Moving Forward

SLP Business Center getting Busier by the Month Photo

SLP Business Center getting Busier by the Month

“The variety of these start-up businesses shows the diversity of opportunity that can be found in St. Landry Parish.”

Bill Rodier, SLED Executive Director

The St. Landry Parish Business Resource Center is rapidly developing into a busy place for nurturing new businesses, training the leaders of existing ones, and collaboration between businesses and agencies that can help them prosper.

The center, also known as the Cajun Acceleration Station, has expanded its role as a so-called business incubation center providing a range of support services to start-up companies to include outreach and training, usually through partners, on subjects important to small business owners.

The resource center made a big step in 2015 when it showed enough success to clear itself of a burdensome federal loan used to purchase it. This increased SLED’s capital assets by more than $1.1 million and, just as important, freed assets that can be devoted to expanded services.

“The center has become a growing resource for conducting training, planning, counseling, board sessions and various types of planning sessions designed to promote enhanced partnerships and collaboration for the parish,” according to economic development director Bill Rodier. “More and more business owners, prospective entrepreneurs, and economic development partners are finding it a place where we do, in fact, move things forward.”

In August, for example, St. Landry Economic Development and the Small Business Development Center at UL-Lafayette collaborated on a well-attended seminar for small business operators on defining and reaching a target market and with Accolades IT consulting on another free seminar on search engine optimization, that is, making sure potential clients searching the internet can find and connect with a local business.

The center now houses ten tenants, ranging from housekeeping services to a fledgling speech and hearing center to trucking services.

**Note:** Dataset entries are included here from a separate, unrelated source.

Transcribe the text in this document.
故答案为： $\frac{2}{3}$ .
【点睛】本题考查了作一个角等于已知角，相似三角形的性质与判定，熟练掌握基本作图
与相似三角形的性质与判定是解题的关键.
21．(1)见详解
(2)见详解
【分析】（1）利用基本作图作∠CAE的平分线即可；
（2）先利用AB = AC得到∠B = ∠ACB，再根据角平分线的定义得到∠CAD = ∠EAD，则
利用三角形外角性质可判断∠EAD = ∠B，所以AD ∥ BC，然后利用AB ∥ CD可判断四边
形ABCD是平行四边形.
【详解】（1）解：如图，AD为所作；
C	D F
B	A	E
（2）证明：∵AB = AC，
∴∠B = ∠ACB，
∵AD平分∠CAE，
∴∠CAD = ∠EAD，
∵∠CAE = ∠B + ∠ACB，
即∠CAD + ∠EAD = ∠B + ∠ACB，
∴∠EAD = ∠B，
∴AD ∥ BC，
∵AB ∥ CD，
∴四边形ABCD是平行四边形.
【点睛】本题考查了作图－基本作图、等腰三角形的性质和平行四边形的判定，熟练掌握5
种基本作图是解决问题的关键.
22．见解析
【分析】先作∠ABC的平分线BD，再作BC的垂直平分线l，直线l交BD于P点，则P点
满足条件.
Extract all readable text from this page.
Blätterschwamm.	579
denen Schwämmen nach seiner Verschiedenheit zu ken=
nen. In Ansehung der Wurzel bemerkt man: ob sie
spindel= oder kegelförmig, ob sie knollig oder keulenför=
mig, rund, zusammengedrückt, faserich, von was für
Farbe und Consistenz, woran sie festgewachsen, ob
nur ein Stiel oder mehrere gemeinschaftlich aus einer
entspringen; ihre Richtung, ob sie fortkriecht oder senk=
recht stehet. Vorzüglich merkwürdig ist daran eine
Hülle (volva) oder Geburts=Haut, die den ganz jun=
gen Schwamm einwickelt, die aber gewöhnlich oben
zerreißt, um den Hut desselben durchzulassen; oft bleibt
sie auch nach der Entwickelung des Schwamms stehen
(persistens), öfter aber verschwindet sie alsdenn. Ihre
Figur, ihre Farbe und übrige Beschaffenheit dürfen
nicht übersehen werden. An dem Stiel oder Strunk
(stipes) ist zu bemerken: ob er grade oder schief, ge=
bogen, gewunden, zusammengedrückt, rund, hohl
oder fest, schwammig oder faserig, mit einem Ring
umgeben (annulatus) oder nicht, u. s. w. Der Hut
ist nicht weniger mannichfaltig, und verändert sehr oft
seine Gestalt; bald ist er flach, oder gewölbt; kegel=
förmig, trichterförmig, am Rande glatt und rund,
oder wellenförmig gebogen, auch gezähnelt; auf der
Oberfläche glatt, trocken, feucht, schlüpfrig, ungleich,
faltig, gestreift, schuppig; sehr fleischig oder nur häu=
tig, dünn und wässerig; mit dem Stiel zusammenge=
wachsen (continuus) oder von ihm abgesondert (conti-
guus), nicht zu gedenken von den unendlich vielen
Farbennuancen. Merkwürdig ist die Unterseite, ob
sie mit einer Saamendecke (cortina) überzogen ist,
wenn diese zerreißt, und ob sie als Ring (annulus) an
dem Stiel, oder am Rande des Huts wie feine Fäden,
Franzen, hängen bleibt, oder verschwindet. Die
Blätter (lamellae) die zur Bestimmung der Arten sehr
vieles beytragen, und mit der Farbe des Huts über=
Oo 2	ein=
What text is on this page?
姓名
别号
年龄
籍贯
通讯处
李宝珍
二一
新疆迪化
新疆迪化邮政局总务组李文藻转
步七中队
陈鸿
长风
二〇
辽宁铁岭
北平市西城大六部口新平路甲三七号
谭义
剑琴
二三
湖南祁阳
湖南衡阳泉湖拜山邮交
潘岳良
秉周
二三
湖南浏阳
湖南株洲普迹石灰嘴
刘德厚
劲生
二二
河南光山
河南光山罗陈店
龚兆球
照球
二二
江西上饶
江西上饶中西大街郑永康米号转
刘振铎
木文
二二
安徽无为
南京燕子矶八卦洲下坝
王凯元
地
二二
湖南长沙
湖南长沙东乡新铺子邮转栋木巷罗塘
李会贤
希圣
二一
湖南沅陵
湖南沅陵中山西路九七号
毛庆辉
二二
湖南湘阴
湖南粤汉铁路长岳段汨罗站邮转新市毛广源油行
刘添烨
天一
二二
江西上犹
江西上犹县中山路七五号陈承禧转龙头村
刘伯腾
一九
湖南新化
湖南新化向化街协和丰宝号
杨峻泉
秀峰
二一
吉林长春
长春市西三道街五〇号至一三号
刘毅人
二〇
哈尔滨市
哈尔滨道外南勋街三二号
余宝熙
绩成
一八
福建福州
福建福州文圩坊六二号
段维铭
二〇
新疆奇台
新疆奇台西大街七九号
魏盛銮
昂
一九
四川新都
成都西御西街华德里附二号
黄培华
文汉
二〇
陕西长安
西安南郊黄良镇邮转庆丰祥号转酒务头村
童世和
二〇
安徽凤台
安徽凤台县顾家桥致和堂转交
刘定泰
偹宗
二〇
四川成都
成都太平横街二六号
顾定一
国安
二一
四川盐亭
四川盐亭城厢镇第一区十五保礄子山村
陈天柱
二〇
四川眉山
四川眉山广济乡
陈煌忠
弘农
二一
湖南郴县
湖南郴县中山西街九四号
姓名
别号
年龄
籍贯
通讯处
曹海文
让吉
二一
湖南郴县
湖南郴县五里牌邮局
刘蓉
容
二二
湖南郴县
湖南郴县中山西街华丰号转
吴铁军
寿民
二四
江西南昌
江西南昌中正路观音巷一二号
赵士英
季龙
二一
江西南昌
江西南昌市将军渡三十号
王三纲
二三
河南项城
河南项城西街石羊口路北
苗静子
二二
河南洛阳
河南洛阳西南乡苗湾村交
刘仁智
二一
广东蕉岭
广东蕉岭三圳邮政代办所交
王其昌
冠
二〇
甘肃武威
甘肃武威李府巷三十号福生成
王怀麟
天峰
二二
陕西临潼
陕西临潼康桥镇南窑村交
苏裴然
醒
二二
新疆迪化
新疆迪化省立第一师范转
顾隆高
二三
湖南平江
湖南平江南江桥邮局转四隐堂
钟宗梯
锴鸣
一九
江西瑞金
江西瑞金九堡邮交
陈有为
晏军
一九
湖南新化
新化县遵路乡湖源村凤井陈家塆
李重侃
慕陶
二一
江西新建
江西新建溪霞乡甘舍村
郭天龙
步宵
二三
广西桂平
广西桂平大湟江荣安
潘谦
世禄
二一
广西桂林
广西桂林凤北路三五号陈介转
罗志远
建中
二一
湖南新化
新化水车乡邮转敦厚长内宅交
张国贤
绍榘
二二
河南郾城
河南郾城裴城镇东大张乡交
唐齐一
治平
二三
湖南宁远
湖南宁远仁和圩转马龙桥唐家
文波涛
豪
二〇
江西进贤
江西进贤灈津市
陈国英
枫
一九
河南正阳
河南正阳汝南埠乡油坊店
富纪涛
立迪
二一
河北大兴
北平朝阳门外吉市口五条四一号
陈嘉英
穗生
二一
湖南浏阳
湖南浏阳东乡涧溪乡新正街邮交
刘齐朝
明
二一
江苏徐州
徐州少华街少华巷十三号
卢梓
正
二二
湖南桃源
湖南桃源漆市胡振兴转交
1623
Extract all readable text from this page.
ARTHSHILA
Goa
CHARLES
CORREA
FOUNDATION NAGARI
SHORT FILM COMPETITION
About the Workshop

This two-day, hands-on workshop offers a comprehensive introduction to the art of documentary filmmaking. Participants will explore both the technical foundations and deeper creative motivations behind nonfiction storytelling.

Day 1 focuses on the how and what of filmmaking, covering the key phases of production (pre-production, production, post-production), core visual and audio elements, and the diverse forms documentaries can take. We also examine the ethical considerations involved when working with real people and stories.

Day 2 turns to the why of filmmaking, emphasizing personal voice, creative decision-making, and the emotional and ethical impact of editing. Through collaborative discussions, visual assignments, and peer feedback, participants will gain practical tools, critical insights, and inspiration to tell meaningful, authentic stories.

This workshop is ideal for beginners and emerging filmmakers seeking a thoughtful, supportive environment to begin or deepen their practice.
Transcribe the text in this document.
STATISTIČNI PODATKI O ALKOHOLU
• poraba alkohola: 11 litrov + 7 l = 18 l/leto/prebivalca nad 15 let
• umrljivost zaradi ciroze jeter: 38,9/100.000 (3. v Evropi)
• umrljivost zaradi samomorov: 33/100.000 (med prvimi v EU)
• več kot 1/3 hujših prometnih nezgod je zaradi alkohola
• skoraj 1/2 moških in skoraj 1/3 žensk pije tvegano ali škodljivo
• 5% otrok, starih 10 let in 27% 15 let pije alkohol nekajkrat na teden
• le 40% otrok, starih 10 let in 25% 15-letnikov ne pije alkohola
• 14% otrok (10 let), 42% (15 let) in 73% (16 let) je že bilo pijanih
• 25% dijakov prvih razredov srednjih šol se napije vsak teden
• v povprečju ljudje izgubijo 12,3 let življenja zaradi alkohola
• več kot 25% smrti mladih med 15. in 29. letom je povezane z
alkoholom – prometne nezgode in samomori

“The variety of these start-up businesses shows the diversity of opportunity that can be found in St. Landry Parish,” Rodier notes.  “It’s exciting to watch these businesses grow from an idea to a real, working concern, and to play a role in making that happen. The goal of the Cajun Acceleration Station is to help start-ups get to their goals smarter, faster, and better, and we are getting better at reaching that goal as our varied client base offers new and different challenges.”

Meeting those challenges has included significant investment in the facility itself, all of which has been funded through grants that bring new money into the parish while shepherding taxpayer investment.

In the past several years grant money has been spent mostly on necessary repairs and renovations to the building itself, including a cost-saving investment to make the air conditioning system more efficient. This year the grant application focuses on Technology-related upgrades such as transformation of old kitchen area to provide a “think tank” setting with collaborative technical devices that could be used for business brain storming, student innovation contests and other activities.

Some of the money would also be used to expand wi-fi technology within the building and to update video and teleconferencing technology at the center.

“It is becoming more and more important that St. Landry Economic Development becomes more tech-savvy and has the resources to work and compete in an increasingly high-tech world, and that we provide resources available to our clients and small business owners who must also compete in that environment,” Rodier said.